Portal Jatim

Alih Fungsi Trotoar di Kota Malang Disorot, DPRD Desak Penertiban dan Kebijakan Permanen

Redaksi
×

Alih Fungsi Trotoar di Kota Malang Disorot, DPRD Desak Penertiban dan Kebijakan Permanen

Sebarkan artikel ini
Ketua Komisi B DPRD Kota Malang, Bayu Rekso Aji

KOTA MALANG — Maraknya pelanggaran penggunaan trotoar di Kota Malang menuai perhatian serius dari DPRD. Jalur yang seharusnya menjadi ruang aman bagi pejalan kaki kini kerap beralih fungsi menjadi lokasi berjualan pedagang kaki lima (PKL), area parkir liar, hingga tertutup bangunan non-permanen.

Sorotan tersebut disampaikan Ketua Komisi B DPRD Kota Malang, Bayu Rekso Aji, di sela kegiatannya di gedung dewan, Kamis (09/04/2026). Ia menilai kondisi ini mencerminkan lemahnya koordinasi antar organisasi perangkat daerah (OPD) dalam mengelola dan menata ruang publik.

Menurutnya, menjamurnya PKL, parkir liar, serta bangunan tanpa izin di atas trotoar menunjukkan adanya persoalan serius dalam tata kelola. Bahkan, ia menilai terdapat kecenderungan pembiaran serta saling lempar tanggung jawab antar instansi terkait.

“Fenomena ini menunjukkan koordinasi lintas OPD belum berjalan optimal. Terlihat ada pembiaran dan tidak adanya langkah tegas yang berkelanjutan,” ujarnya.

Politisi dari Partai Keadilan Sejahtera tersebut juga mendesak Pemerintah Kota Malang agar lebih konsisten dalam menegakkan peraturan daerah terkait pemanfaatan trotoar. Ia menegaskan bahwa fungsi trotoar harus dikembalikan sebagaimana mestinya, yakni untuk pejalan kaki.

“Kami mendorong Pemkot segera melakukan normalisasi fungsi trotoar. Ini penting agar hak pejalan kaki terlindungi,” tegasnya.

Lebih jauh, Bayu menilai penyelesaian persoalan ini membutuhkan langkah terpadu yang melibatkan seluruh OPD terkait. Penataan, kata dia, harus dilakukan secara terukur, jelas, dan memiliki tanggung jawab yang tegas.

Ia juga menekankan pentingnya penetapan sektor utama (leading sector) dalam penanganan persoalan tersebut, disertai penegakan aturan yang konsisten. Selain itu, relokasi PKL perlu dilakukan secara manusiawi tanpa mengabaikan ketegasan hukum.
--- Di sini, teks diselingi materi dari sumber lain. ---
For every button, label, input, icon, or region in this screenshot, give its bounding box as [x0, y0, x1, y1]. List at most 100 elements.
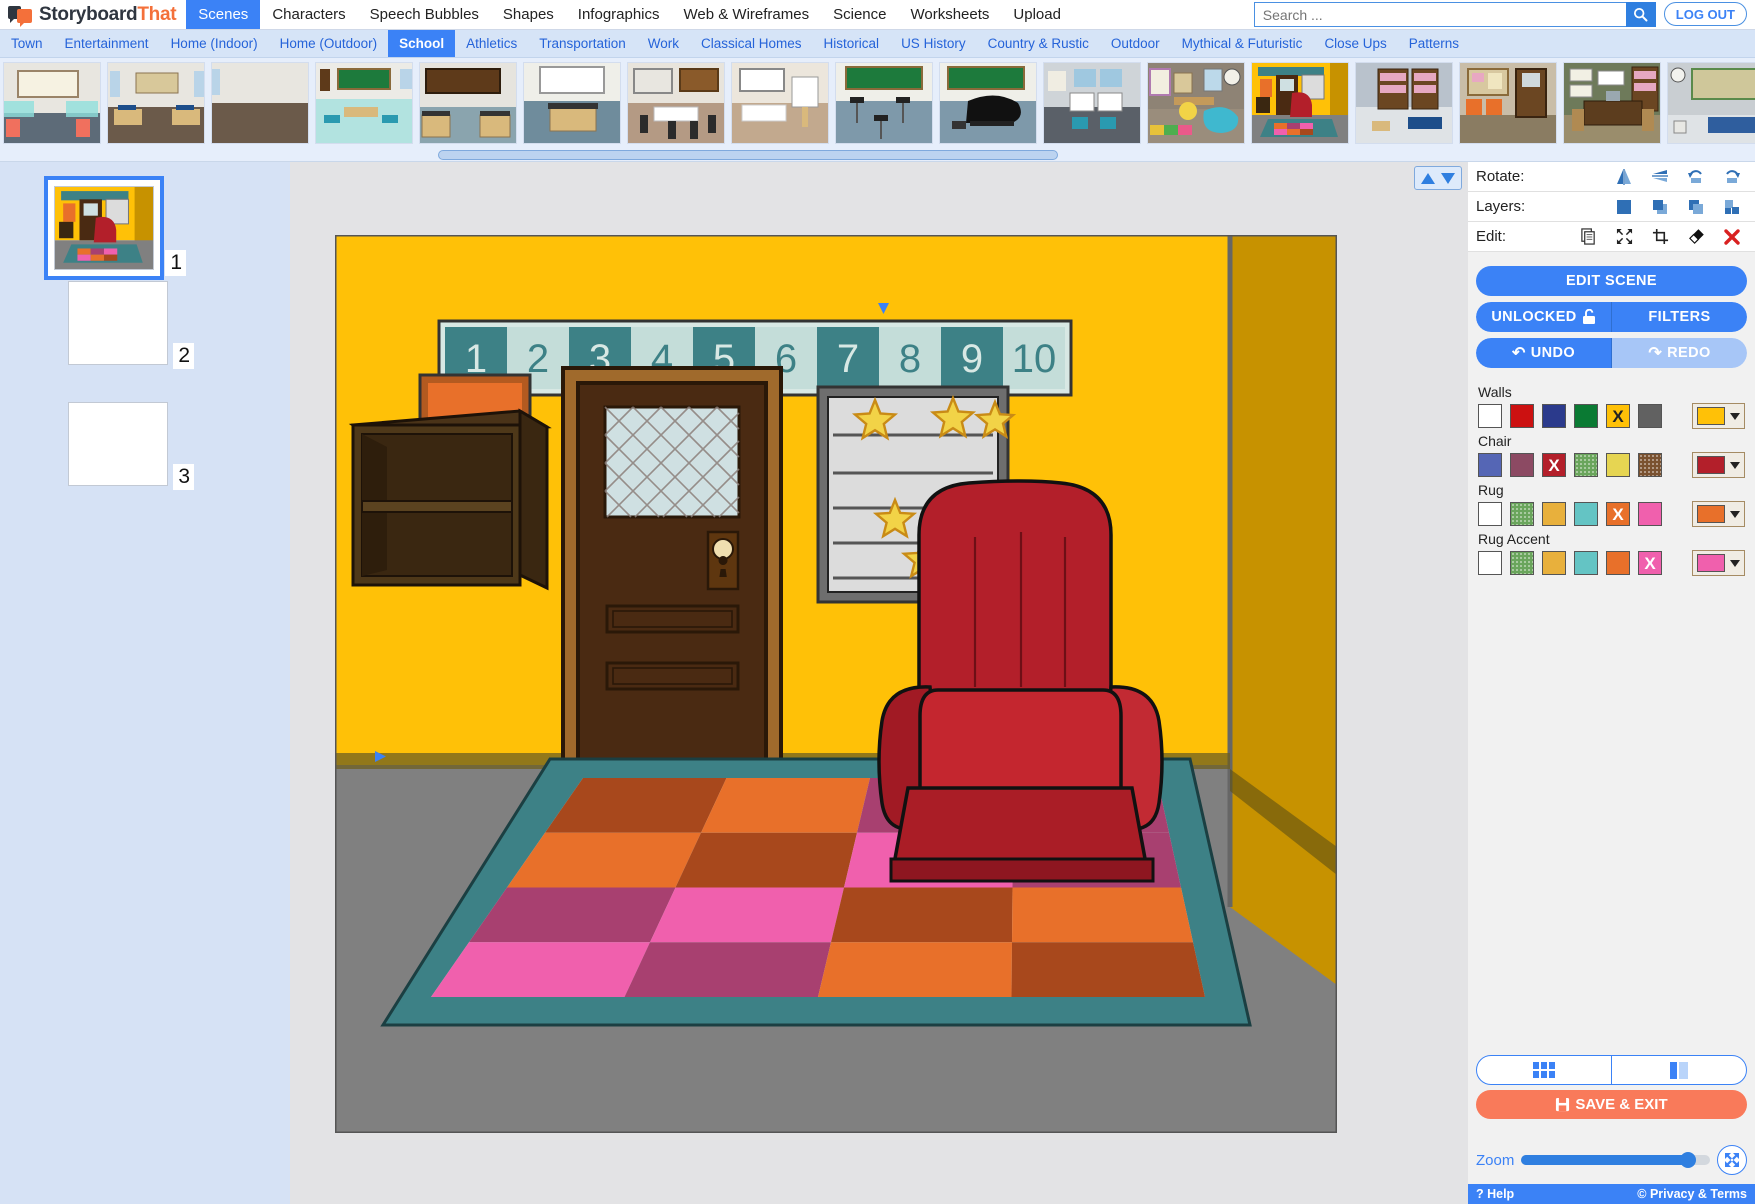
- scene-thumbnail-empty-room-wood-floor[interactable]: [211, 62, 309, 144]
- crop-icon[interactable]: [1642, 228, 1678, 245]
- swatch-rug-3[interactable]: [1574, 502, 1598, 526]
- pager-up-icon[interactable]: [1421, 172, 1435, 184]
- swatch-walls-2[interactable]: [1542, 404, 1566, 428]
- swatch-rug-1[interactable]: [1510, 502, 1534, 526]
- sub-nav-item-athletics[interactable]: Athletics: [455, 30, 528, 57]
- current-color-dropdown-rug-accent[interactable]: [1692, 550, 1745, 576]
- current-color-dropdown-rug[interactable]: [1692, 501, 1745, 527]
- brand-logo[interactable]: StoryboardThat: [0, 0, 186, 29]
- redo-button[interactable]: ↷ REDO: [1612, 338, 1747, 368]
- top-nav-item-science[interactable]: Science: [821, 0, 898, 29]
- swatch-rug-2[interactable]: [1542, 502, 1566, 526]
- scene-thumbnail-classroom-easel[interactable]: [731, 62, 829, 144]
- scene-thumbnail-office-desk-bookshelf[interactable]: [1563, 62, 1661, 144]
- swatch-chair-0[interactable]: [1478, 453, 1502, 477]
- swatch-chair-1[interactable]: [1510, 453, 1534, 477]
- scene-thumbnail-science-lab-counters[interactable]: [419, 62, 517, 144]
- scene-thumbnail-computer-lab[interactable]: [1043, 62, 1141, 144]
- storyboard-cell-3[interactable]: 3: [68, 402, 194, 490]
- sub-nav-item-historical[interactable]: Historical: [813, 30, 891, 57]
- send-to-back-icon[interactable]: [1714, 198, 1750, 216]
- swatch-rug-5[interactable]: [1638, 502, 1662, 526]
- sub-nav-item-mythical-futuristic[interactable]: Mythical & Futuristic: [1171, 30, 1314, 57]
- top-nav-item-upload[interactable]: Upload: [1001, 0, 1073, 29]
- storyboard-cell-2[interactable]: 2: [68, 281, 194, 369]
- swatch-rug-accent-5[interactable]: X: [1638, 551, 1662, 575]
- swatch-chair-2[interactable]: X: [1542, 453, 1566, 477]
- swatch-rug-accent-1[interactable]: [1510, 551, 1534, 575]
- swatch-walls-0[interactable]: [1478, 404, 1502, 428]
- sub-nav-item-town[interactable]: Town: [0, 30, 54, 57]
- swatch-rug-accent-0[interactable]: [1478, 551, 1502, 575]
- scene-thumbnail-art-room-stools[interactable]: [627, 62, 725, 144]
- swatch-walls-1[interactable]: [1510, 404, 1534, 428]
- help-link[interactable]: ? Help: [1476, 1187, 1514, 1201]
- copy-icon[interactable]: [1570, 228, 1606, 245]
- scene-thumbnail-lab-whiteboard-island[interactable]: [523, 62, 621, 144]
- swatch-rug-accent-2[interactable]: [1542, 551, 1566, 575]
- swatch-chair-3[interactable]: [1574, 453, 1598, 477]
- undo-button[interactable]: ↶ UNDO: [1476, 338, 1612, 368]
- scene-thumbnail-principal-office-hall[interactable]: [1459, 62, 1557, 144]
- swatch-walls-5[interactable]: [1638, 404, 1662, 428]
- flip-horizontal-icon[interactable]: [1606, 168, 1642, 186]
- top-nav-item-shapes[interactable]: Shapes: [491, 0, 566, 29]
- privacy-link[interactable]: © Privacy & Terms: [1637, 1187, 1747, 1201]
- scene-canvas[interactable]: 1 2 3 4 5 6 7 8 9 10: [335, 235, 1337, 1133]
- sub-nav-item-country-rustic[interactable]: Country & Rustic: [977, 30, 1100, 57]
- cell-pager-control[interactable]: [1414, 166, 1462, 190]
- column-view-button[interactable]: [1612, 1056, 1746, 1084]
- sub-nav-item-school[interactable]: School: [388, 30, 456, 57]
- filters-button[interactable]: FILTERS: [1612, 302, 1747, 332]
- scene-thumbnail-classroom-green-chalkboard[interactable]: [315, 62, 413, 144]
- swatch-chair-4[interactable]: [1606, 453, 1630, 477]
- swatch-walls-4[interactable]: X: [1606, 404, 1630, 428]
- rotate-left-icon[interactable]: [1678, 168, 1714, 186]
- sub-nav-item-home-indoor-[interactable]: Home (Indoor): [160, 30, 269, 57]
- search-input[interactable]: [1253, 2, 1626, 27]
- scene-strip-scrollbar-thumb[interactable]: [438, 150, 1058, 160]
- sub-nav-item-work[interactable]: Work: [637, 30, 690, 57]
- sub-nav-item-outdoor[interactable]: Outdoor: [1100, 30, 1171, 57]
- search-button[interactable]: [1625, 2, 1656, 27]
- storyboard-cell-1[interactable]: 1: [44, 176, 186, 280]
- top-nav-item-worksheets[interactable]: Worksheets: [898, 0, 1001, 29]
- top-nav-item-scenes[interactable]: Scenes: [186, 0, 261, 29]
- send-backward-icon[interactable]: [1678, 198, 1714, 216]
- delete-icon[interactable]: [1714, 228, 1750, 246]
- sub-nav-item-us-history[interactable]: US History: [890, 30, 977, 57]
- swatch-chair-5[interactable]: [1638, 453, 1662, 477]
- swatch-rug-4[interactable]: X: [1606, 502, 1630, 526]
- swatch-rug-accent-4[interactable]: [1606, 551, 1630, 575]
- scene-thumbnail-music-room-stands[interactable]: [835, 62, 933, 144]
- eraser-icon[interactable]: [1678, 228, 1714, 245]
- sub-nav-item-home-outdoor-[interactable]: Home (Outdoor): [269, 30, 389, 57]
- scene-strip-scrollbar-track[interactable]: [0, 148, 1755, 162]
- sub-nav-item-close-ups[interactable]: Close Ups: [1313, 30, 1397, 57]
- swatch-walls-3[interactable]: [1574, 404, 1598, 428]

“Penanganan tidak boleh parsial atau sekadar penertiban sesaat. Harus ada kebijakan jangka panjang yang berkelanjutan agar wajah kota menjadi lebih tertib, nyaman, dan memiliki nilai estetika,” ungkap wakil rakyat dari daerah pemilihan Klojen itu.

Baca Juga:
Polresta Malang Kota Perkuat Sinergi Pengamanan Ramadhan dan Idul Fitri 1447 H

DPRD Kota Malang berharap langkah konkret segera diambil oleh Pemkot agar fungsi trotoar dapat kembali optimal dan kualitas ruang publik di Kota Malang semakin meningkat.